While that doesn't seem like a lot, OnSong is fairly efficient in how it uses this limited resource while providing functions immediately to the end-user. You can keep an eye on OnSong's memory utilization in the Memory Utilization Heads Up Display which shows you how much memory is available to OnSong and how much it is using. You can learn more about this in the Heads Up Display Video Tutorial.

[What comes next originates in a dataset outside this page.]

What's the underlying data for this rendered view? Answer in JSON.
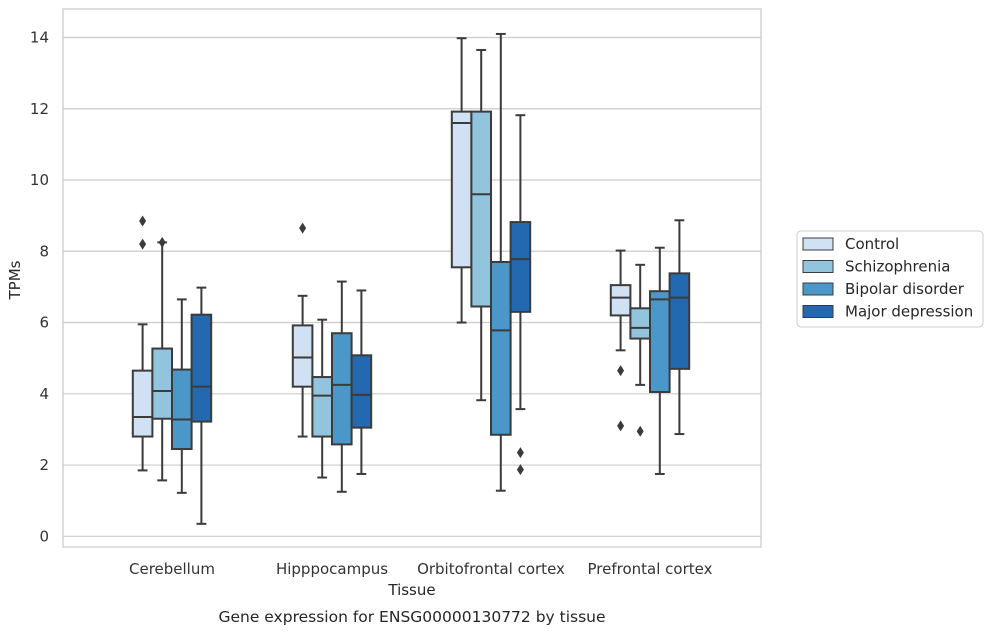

To understand what the memory utilization chart means, you should understand how iOS handles memory. Since iOS was designed for more hardware-limited mobile devices, it handles memory allocation for apps in an interesting way. The chart you see shows you what OnSong is currently using and how much memory is currently made available to it. If OnSong starts to use more memory and gets closer to that available mark, iOS will free up additional memory in the system, usually by closing down apps running in the background. Crashes occur due to “memory pressure” which means that an app is requesting more memory than can be allocated by the system. When viewing the chart in the heads-up display, the number on the left is what is being used and the number of the right is how much OnSong could use immediately. If this were a budget, that's how much you could spend. But if OnSong needs more memory, it can go back and ask for more.
This means that the available memory on the right can increase as the used memory on the left increases. The total amount of memory represented in the heads-up display is not absolute. This can continue as long as there's physical memory available. At that point, iOS tells OnSong to clean up anything it can to free up memory. OnSong runs as lean as possible so it might not be able to free up much memory, but it will do everything it can to keep the boat afloat. Often times crashes occur due to the document type being presented.
Generally, OnSong should use 50-200 megabytes of memory depending on the type of document you are viewing and how it was made. For instance, a single-page image-based PDF file that was scanned at 600 DPI in full color uses 100 MB of memory. Multiply that by the number of pages in the PDF file. This is because iOS needs to uncompress the image in the PDF into memory in order to display it. So if you scanned a page at 600 DPI in full color on 8.5x11” paper, that’s 5100x6600 pixels or 33 megapixels. If you scanned in color, you need at least 3 bytes per pixel, resulting in 100 megabytes of active memory to load and display one page. That doesn’t count other things OnSong needs to do of course. If you are running a newer iPad, this shouldn't be an issue, although you probably want to scan documents with much lower resolution and in greyscale if there is no color on the page. Dropping to 150 DPI in full color uses about 6 megabytes per page.
OnSong has a lot of features, but that doesn't mean it uses more memory. OnSong is designed to run as efficiently as possible, even on older hardware. If you are wanting OnSong to on older hardware and you are viewing file types that are using up memory, you can do something to make things run more efficiently. OnSong renders the song before and after the currently viewed song for smooth transitions. This can effectively triple the amount of memory OnSong is using for displaying documents. You can turn off this feature by tapping on the gear icon in the Menubar to open Utilities > Settings > Display Settings > Song Viewer > Renderer > Render Ahead/Behind and turn that to Off. This will result in the song being drawn once you navigate to it which won't look as smooth but will use less system memory and give a performance boost for older devices.